President Barack Obama, who watched the raid from the White House on monitors, saw his approval rating jump 11 points to 57% in a New York Times/CBS News poll on Wednesday.
He plans to visit the World Trade Center site in New York on Thursday to remember victims of the 11 September attacks, of which Bin Laden was said to have been the mastermind.
The Pakistani military has confirmed that it is holding survivors of the US special forces operation.
They were being kept at secret locations in the cities of Rawalpindi and Islamabad, said Pakistan army spokesman Maj Gen Athar Abbas.
Some of the survivors were being treated for bullet wounds that were serious but not life-threatening, he added.
The BBC's Aleem Maqbool says the compound where the raid unfolded has now become a sightseers' attraction.
There is an ice-cream vendor outside and children selling what they claim is wreckage from a US helicopter, which the Americans said they blew up after it apparently malfunctioned during the operation.

The Bin Laden Story -Questions & Answers-


Questions:
1. Who owns each source?
2. What does the source say explicitly about the story? Give a summary.
3. What voices are included? What voices are excluded?
4. Consider how the following are constructed: Bin Laden, Obama, the U.S., Pakistan, other countries (if applicable).  Consider the adjectives and other language used, the placement of information in the text (e.g. what is said first, second, etc.,) the images used.
5. Who benefits if the implied message is accepted? Who may be disadvantaged? Explain.
6. How much of the news source seems to be dedicated to this story? Give an approximate percentage. What are other stories about?


Answers:

1. MSNBC is owned by U.S., and BBC is owned by Canada.

2. MSNBC says that shooting of unarmed Osama Bin Laden is justified as an act of national self-defense and the killing of the Al Qaeda leader was legal. BBC explicitly says the same thing as MSNBC, saying that the killing of the Al Qaeda leader Osama Bin Laden, was a lawful military target whose killing was "an act of national self-defense."


3. For both MSNBC and MMC, voices of police, attorney, lawyer, President Obama, Senate, Committee, and NAVY SEAL team members (from U.S.) are included and voices of Pakistan, Muslim, and Al Qaeda are excluded in the articles.

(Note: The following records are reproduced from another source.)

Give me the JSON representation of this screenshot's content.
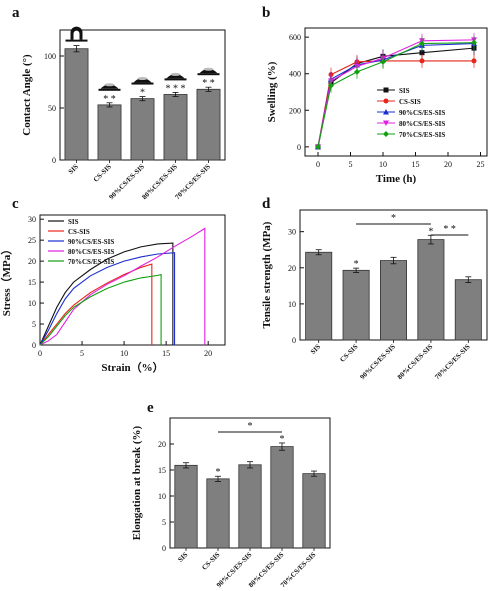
{
  "chart_data": [
    {
      "panel": "a",
      "type": "bar",
      "ylabel": "Contact Angle (°)",
      "categories": [
        "SIS",
        "CS-SIS",
        "90%CS/ES-SIS",
        "80%CS/ES-SIS",
        "70%CS/ES-SIS"
      ],
      "values": [
        107,
        53,
        59,
        63,
        68
      ],
      "errors": [
        3,
        2,
        2,
        2,
        2
      ],
      "ylim": [
        0,
        125
      ],
      "yticks": [
        0,
        50,
        100
      ],
      "significance": [
        "",
        "* *",
        "*",
        "* * *",
        "* *"
      ],
      "icons": "droplet-shape-icon above each bar"
    },
    {
      "panel": "b",
      "type": "line",
      "xlabel": "Time (h)",
      "ylabel": "Swelling (%)",
      "x": [
        0,
        2,
        6,
        10,
        16,
        24
      ],
      "xlim": [
        -2,
        26
      ],
      "ylim": [
        -50,
        650
      ],
      "xticks": [
        0,
        5,
        10,
        15,
        20,
        25
      ],
      "yticks": [
        0,
        200,
        400,
        600
      ],
      "legend_position": "center-right",
      "series": [
        {
          "name": "SIS",
          "color": "#111111",
          "marker": "square",
          "values": [
            0,
            350,
            455,
            495,
            515,
            540
          ]
        },
        {
          "name": "CS-SIS",
          "color": "#e8251b",
          "marker": "circle",
          "values": [
            0,
            395,
            465,
            470,
            470,
            470
          ]
        },
        {
          "name": "90%CS/ES-SIS",
          "color": "#1c2ed0",
          "marker": "triangle-up",
          "values": [
            0,
            370,
            448,
            475,
            555,
            565
          ]
        },
        {
          "name": "80%CS/ES-SIS",
          "color": "#e020e0",
          "marker": "triangle-down",
          "values": [
            0,
            360,
            440,
            485,
            580,
            585
          ]
        },
        {
          "name": "70%CS/ES-SIS",
          "color": "#12a012",
          "marker": "diamond",
          "values": [
            0,
            335,
            410,
            465,
            565,
            570
          ]
        }
      ]
    },
    {
      "panel": "c",
      "type": "line",
      "xlabel": "Strain（%）",
      "ylabel": "Stress（MPa）",
      "xlim": [
        0,
        22
      ],
      "ylim": [
        0,
        31
      ],
      "xticks": [
        0,
        5,
        10,
        15,
        20
      ],
      "yticks": [
        0,
        5,
        10,
        15,
        20,
        25,
        30
      ],
      "legend_position": "top-left",
      "series": [
        {
          "name": "SIS",
          "color": "#111111",
          "break_at": 15.8,
          "points": [
            [
              0,
              0
            ],
            [
              1,
              4.5
            ],
            [
              2,
              9
            ],
            [
              3,
              12.5
            ],
            [
              4,
              15
            ],
            [
              6,
              18
            ],
            [
              8,
              20.5
            ],
            [
              10,
              22.2
            ],
            [
              12,
              23.4
            ],
            [
              14,
              24.1
            ],
            [
              15.8,
              24.3
            ]
          ]
        },
        {
          "name": "CS-SIS",
          "color": "#e8251b",
          "break_at": 13.3,
          "points": [
            [
              0,
              0
            ],
            [
              1,
              2.5
            ],
            [
              2,
              5
            ],
            [
              3,
              7.5
            ],
            [
              4,
              9.5
            ],
            [
              6,
              12.5
            ],
            [
              8,
              14.8
            ],
            [
              10,
              16.8
            ],
            [
              12,
              18.5
            ],
            [
              13.3,
              19.3
            ]
          ]
        },
        {
          "name": "90%CS/ES-SIS",
          "color": "#1c2ed0",
          "break_at": 16.0,
          "points": [
            [
              0,
              0
            ],
            [
              1,
              3.5
            ],
            [
              2,
              7.5
            ],
            [
              3,
              11
            ],
            [
              4,
              13.5
            ],
            [
              6,
              16.5
            ],
            [
              8,
              18.5
            ],
            [
              10,
              20
            ],
            [
              12,
              21
            ],
            [
              14,
              21.7
            ],
            [
              16.0,
              22.0
            ]
          ]
        },
        {
          "name": "80%CS/ES-SIS",
          "color": "#e020e0",
          "break_at": 19.6,
          "points": [
            [
              0,
              0
            ],
            [
              1,
              1
            ],
            [
              2,
              2.5
            ],
            [
              3,
              5.5
            ],
            [
              4,
              8.5
            ],
            [
              6,
              12
            ],
            [
              8,
              14.5
            ],
            [
              10,
              16.5
            ],
            [
              12,
              18.8
            ],
            [
              14,
              21
            ],
            [
              16,
              23.5
            ],
            [
              18,
              25.8
            ],
            [
              19.6,
              27.8
            ]
          ]
        },
        {
          "name": "70%CS/ES-SIS",
          "color": "#12a012",
          "break_at": 14.4,
          "points": [
            [
              0,
              0
            ],
            [
              1,
              2
            ],
            [
              2,
              4.5
            ],
            [
              3,
              7
            ],
            [
              4,
              9
            ],
            [
              6,
              11.5
            ],
            [
              8,
              13.5
            ],
            [
              10,
              15
            ],
            [
              12,
              16
            ],
            [
              14,
              16.6
            ],
            [
              14.4,
              16.8
            ]
          ]
        }
      ]
    },
    {
      "panel": "d",
      "type": "bar",
      "ylabel": "Tensile strength (MPa)",
      "categories": [
        "SIS",
        "CS-SIS",
        "90%CS/ES-SIS",
        "80%CS/ES-SIS",
        "70%CS/ES-SIS"
      ],
      "values": [
        24.3,
        19.3,
        22.0,
        27.8,
        16.7
      ],
      "errors": [
        0.7,
        0.6,
        0.9,
        1.2,
        0.8
      ],
      "ylim": [
        0,
        36
      ],
      "yticks": [
        0,
        10,
        20,
        30
      ],
      "significance": [
        "",
        "*",
        "",
        "*",
        ""
      ],
      "brackets": [
        {
          "from": 1,
          "to": 3,
          "label": "*"
        },
        {
          "from": 3,
          "to": 4,
          "label": "* *"
        }
      ]
    },
    {
      "panel": "e",
      "type": "bar",
      "ylabel": "Elongation at break (%)",
      "categories": [
        "SIS",
        "CS-SIS",
        "90%CS/ES-SIS",
        "80%CS/ES-SIS",
        "70%CS/ES-SIS"
      ],
      "values": [
        15.9,
        13.3,
        16.0,
        19.5,
        14.3
      ],
      "errors": [
        0.5,
        0.5,
        0.6,
        0.7,
        0.5
      ],
      "ylim": [
        0,
        25
      ],
      "yticks": [
        0,
        5,
        10,
        15,
        20
      ],
      "significance": [
        "",
        "*",
        "",
        "*",
        ""
      ],
      "brackets": [
        {
          "from": 1,
          "to": 3,
          "label": "*"
        }
      ]
    }
  ]
}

4. Bin Laden is constructed, in both articles, as a person with evil characteristics and the "bad guy" who deserved to die. In both articles, Bin Laden is constructed as the mastermind and he's death is justified, because of his authorization of 9/11. This support the evilness of Bin Laden.
Obama is constructed as a hero who saved the world from the great threat of Al Qaeda, because of his speech on the death of Bin Laden. With him saying, "Justice has been done," Obama has earned the respect from everyone in U.S..
The U.S. is constructed in a way that other people sees it as a very strong country, because the articles mention the word, "U.S.," a lot, for example like, "U.S. special forces in Pakistan...," "U.S. Navy Seals stormed...," and, "U.S. senate committee legalized...." These help with convincing the audience that U.S. is a powerful and good country.
Pakistan is constructed as a bad place, because the articles keep connecting Pakistan with Bin Laden, and Al Qaeda. On the other hand, Pakistan is also constructed as a hero like U.S., because in BBC article, it mentions that Pakistan army supported U.S. special forces.


5. President Barack Obama would benefit from this implied message if accepted, because then President Barack Obama will have advantage for up-coming election for new President of U.S. Furthermore, Muslim will may be disadvantaged if the implied message is accepted, because now the leader of Al Qaeda died, therefore the people around the globe will once again recognize the Muslim societies, and would probably look at them stereotypically.


6. News source seems to be about 90% dedicated to this story, because this topic has been on-going and was on front page of newspapers for more than a week. And there are many different issues within this story, such as "Was it necessary to kill Bin Laden?" and, "Is Bin Laden really dead or is U.S. lying?"